Today, canoeing has gained popularity, and more people frequent the creek. Even still, a relatively small number of individuals actually own canoes and float the creek outside of the larger groups that use the canoe rentals during the summer months. My father always recommends that you go prepared.

"It's a good idea to take some matches, some plastic or a tarp and a little extra food and water just in case you get caught in a thunderstorm or if someone gets hurt and you have to spend the night on the creek," he said. "Also, remember that when the water level is low in the creek, it will take longer to complete the trip. You may have to pull the canoe over some logs, which will slow you down."

When planning your trip, select a section of the creek to float that may be floated easily in a day's time. If you are renting a canoe, Brandon Pearce with Black Creek Canoe Rental gives some advice for selecting a trip.

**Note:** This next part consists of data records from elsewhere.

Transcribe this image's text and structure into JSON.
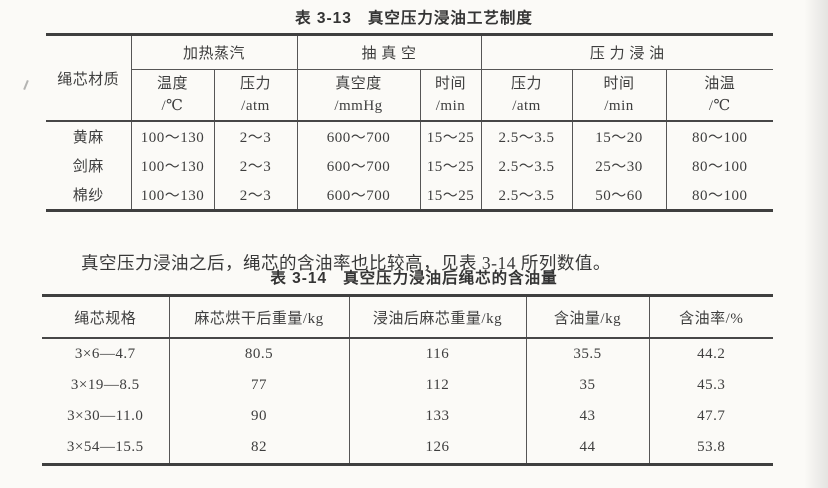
{
  "colors": {
    "paper": "#fbfaf7",
    "ink": "#3b3b3b",
    "border": "#4a4a4a"
  },
  "table13": {
    "caption": {
      "label": "表 3-13",
      "title": "真空压力浸油工艺制度"
    },
    "header": {
      "material": "绳芯材质",
      "groups": [
        {
          "label": "加热蒸汽"
        },
        {
          "label": "抽 真 空"
        },
        {
          "label": "压 力 浸 油"
        }
      ],
      "subcolumns": [
        {
          "name": "温度",
          "unit": "/℃"
        },
        {
          "name": "压力",
          "unit": "/atm"
        },
        {
          "name": "真空度",
          "unit": "/mmHg"
        },
        {
          "name": "时间",
          "unit": "/min"
        },
        {
          "name": "压力",
          "unit": "/atm"
        },
        {
          "name": "时间",
          "unit": "/min"
        },
        {
          "name": "油温",
          "unit": "/℃"
        }
      ]
    },
    "rows": [
      [
        "黄麻",
        "100～130",
        "2～3",
        "600～700",
        "15～25",
        "2.5～3.5",
        "15～20",
        "80～100"
      ],
      [
        "剑麻",
        "100～130",
        "2～3",
        "600～700",
        "15～25",
        "2.5～3.5",
        "25～30",
        "80～100"
      ],
      [
        "棉纱",
        "100～130",
        "2～3",
        "600～700",
        "15～25",
        "2.5～3.5",
        "50～60",
        "80～100"
      ]
    ]
  },
  "paragraph": "真空压力浸油之后，绳芯的含油率也比较高，见表 3-14 所列数值。",
  "table14": {
    "caption": {
      "label": "表 3-14",
      "title": "真空压力浸油后绳芯的含油量"
    },
    "headers": [
      "绳芯规格",
      "麻芯烘干后重量/kg",
      "浸油后麻芯重量/kg",
      "含油量/kg",
      "含油率/%"
    ],
    "rows": [
      [
        "3×6—4.7",
        "80.5",
        "116",
        "35.5",
        "44.2"
      ],
      [
        "3×19—8.5",
        "77",
        "112",
        "35",
        "45.3"
      ],
      [
        "3×30—11.0",
        "90",
        "133",
        "43",
        "47.7"
      ],
      [
        "3×54—15.5",
        "82",
        "126",
        "44",
        "53.8"
      ]
    ]
  }
}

"It mainly depends on the amount of time you have," he said. "We offer a couple of trips above our location that take only a few hours up to about five and a half hours. If you are looking for a longer float, we offer several overnight trips below our location on the creek. The average travel speed for most people is about 1-2 m.p.h. Remember to allow 30 minutes to an hour for lunch when figuring out how long it will take to complete a trip."

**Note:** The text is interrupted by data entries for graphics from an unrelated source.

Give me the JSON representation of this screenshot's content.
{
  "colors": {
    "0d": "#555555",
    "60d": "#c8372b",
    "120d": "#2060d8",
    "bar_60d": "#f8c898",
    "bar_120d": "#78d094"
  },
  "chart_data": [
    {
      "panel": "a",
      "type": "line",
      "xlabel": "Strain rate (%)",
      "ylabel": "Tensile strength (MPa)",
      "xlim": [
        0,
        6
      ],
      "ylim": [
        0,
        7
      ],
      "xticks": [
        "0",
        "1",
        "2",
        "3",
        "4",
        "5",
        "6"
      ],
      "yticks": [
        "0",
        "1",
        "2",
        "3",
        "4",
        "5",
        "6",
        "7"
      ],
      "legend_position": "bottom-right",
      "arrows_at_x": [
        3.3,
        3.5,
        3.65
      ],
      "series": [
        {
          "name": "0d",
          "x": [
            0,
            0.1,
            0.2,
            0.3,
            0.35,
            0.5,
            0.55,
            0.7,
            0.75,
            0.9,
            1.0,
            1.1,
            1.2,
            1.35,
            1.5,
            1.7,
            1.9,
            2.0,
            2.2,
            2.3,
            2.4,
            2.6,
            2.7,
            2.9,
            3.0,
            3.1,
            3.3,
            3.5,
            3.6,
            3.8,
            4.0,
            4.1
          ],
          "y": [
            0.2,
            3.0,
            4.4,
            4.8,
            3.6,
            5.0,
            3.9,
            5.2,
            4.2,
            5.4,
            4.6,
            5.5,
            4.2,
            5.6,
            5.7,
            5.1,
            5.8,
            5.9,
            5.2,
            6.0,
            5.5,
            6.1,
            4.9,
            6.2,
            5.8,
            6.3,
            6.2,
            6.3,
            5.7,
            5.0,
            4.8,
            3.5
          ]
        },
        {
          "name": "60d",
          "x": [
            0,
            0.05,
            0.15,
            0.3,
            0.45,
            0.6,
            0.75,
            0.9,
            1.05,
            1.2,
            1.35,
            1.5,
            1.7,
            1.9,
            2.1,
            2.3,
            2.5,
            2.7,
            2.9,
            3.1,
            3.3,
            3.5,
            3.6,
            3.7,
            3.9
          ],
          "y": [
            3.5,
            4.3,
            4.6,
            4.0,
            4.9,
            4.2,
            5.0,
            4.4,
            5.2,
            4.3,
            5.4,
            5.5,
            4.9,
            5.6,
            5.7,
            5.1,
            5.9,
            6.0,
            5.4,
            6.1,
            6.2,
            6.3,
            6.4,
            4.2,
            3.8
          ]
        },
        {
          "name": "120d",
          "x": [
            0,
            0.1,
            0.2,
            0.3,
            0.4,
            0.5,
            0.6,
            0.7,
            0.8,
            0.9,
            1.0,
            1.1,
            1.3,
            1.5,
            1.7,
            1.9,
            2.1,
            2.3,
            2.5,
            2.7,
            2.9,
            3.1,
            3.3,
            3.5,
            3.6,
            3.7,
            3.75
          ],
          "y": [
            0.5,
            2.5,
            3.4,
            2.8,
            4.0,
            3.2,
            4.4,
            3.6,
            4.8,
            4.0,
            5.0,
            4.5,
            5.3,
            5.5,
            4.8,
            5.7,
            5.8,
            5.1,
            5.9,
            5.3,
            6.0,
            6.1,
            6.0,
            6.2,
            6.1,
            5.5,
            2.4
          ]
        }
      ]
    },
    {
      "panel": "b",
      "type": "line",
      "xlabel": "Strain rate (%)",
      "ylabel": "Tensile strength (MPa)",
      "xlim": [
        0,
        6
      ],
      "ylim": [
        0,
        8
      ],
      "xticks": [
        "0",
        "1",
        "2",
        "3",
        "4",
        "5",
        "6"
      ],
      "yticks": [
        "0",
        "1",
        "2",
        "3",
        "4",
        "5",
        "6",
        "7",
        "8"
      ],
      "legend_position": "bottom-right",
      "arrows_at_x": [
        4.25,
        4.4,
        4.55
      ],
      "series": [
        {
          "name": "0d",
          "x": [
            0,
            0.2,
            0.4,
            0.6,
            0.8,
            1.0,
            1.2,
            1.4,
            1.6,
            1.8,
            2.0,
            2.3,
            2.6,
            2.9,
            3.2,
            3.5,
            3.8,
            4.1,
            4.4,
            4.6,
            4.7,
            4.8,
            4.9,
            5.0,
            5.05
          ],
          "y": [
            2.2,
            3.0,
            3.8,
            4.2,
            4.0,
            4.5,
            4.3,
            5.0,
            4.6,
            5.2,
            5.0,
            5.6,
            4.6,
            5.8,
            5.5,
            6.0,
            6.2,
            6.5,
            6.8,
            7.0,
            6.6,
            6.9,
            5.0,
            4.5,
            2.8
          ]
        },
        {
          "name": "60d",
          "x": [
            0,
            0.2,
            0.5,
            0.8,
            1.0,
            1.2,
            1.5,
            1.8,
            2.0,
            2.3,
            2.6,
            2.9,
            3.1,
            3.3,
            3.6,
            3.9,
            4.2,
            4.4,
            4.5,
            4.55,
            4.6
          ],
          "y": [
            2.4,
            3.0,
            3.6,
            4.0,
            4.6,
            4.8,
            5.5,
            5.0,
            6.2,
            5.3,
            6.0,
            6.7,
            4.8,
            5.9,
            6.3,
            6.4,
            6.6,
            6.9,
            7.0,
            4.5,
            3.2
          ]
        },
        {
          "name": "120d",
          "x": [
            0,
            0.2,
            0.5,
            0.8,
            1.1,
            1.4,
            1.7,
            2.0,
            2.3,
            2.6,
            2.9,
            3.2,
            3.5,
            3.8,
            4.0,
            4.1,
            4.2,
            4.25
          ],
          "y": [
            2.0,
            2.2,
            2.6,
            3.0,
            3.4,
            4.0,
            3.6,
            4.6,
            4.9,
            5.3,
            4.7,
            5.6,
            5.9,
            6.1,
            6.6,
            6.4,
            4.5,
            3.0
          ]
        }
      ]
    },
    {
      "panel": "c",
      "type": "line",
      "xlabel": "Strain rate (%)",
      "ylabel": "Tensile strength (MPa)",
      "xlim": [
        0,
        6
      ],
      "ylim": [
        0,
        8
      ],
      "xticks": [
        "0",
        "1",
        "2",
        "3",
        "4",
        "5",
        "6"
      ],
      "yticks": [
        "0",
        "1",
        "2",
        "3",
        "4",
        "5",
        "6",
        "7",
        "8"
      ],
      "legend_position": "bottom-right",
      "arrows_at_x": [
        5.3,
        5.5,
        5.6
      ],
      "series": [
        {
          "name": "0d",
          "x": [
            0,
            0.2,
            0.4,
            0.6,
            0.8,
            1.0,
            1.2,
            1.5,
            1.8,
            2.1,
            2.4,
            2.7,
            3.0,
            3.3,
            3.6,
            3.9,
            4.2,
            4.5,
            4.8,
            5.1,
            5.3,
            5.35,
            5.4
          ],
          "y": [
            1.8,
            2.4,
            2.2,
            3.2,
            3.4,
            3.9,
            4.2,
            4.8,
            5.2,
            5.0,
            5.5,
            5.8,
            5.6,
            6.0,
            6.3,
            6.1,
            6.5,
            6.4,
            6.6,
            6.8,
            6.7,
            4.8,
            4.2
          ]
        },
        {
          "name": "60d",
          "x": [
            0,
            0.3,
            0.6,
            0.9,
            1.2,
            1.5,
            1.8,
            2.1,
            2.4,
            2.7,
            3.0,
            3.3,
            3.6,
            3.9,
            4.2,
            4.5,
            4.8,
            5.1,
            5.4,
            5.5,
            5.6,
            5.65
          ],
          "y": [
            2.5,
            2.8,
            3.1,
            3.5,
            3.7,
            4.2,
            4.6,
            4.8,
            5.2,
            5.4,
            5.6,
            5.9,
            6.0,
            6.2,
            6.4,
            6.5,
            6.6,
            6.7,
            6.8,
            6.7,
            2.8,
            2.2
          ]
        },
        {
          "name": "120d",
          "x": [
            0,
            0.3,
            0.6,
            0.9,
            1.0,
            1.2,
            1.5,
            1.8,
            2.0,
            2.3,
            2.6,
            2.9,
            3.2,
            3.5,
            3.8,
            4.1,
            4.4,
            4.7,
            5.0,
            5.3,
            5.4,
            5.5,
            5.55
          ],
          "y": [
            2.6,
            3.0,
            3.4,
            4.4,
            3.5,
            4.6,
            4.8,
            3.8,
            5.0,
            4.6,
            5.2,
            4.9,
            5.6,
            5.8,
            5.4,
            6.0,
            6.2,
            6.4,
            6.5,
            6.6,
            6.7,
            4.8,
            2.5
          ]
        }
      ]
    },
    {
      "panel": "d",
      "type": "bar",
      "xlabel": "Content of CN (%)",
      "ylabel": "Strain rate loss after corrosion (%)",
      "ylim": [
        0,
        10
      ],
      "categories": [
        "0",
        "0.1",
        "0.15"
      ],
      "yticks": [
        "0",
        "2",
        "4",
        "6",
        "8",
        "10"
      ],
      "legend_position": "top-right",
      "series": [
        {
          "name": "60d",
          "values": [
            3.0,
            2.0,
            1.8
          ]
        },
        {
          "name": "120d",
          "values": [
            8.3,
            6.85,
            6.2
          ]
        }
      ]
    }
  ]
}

Keep in mind that five or six miles on the creek can seem like a long way if the water level is low or you are inexperienced at paddling a canoe. Remember that you need to reach the take-out before dark. In addition, throughout the summer months afternoon thunderstorms are always a risk. Getting on the creek early in the morning is your best bet to ensure that you have time to fish and enjoy your trip without having to rush to the landing before dark or to outrun a thunderstorm.

Pack a lunch in an ice chest, and take along plenty of water for the day. Most importantly, enjoy the creek and the natural beauty that surrounds you. This waterway is one of the last truly wild rivers left in Mississippi. Be mindful of this fact as you enjoy this place.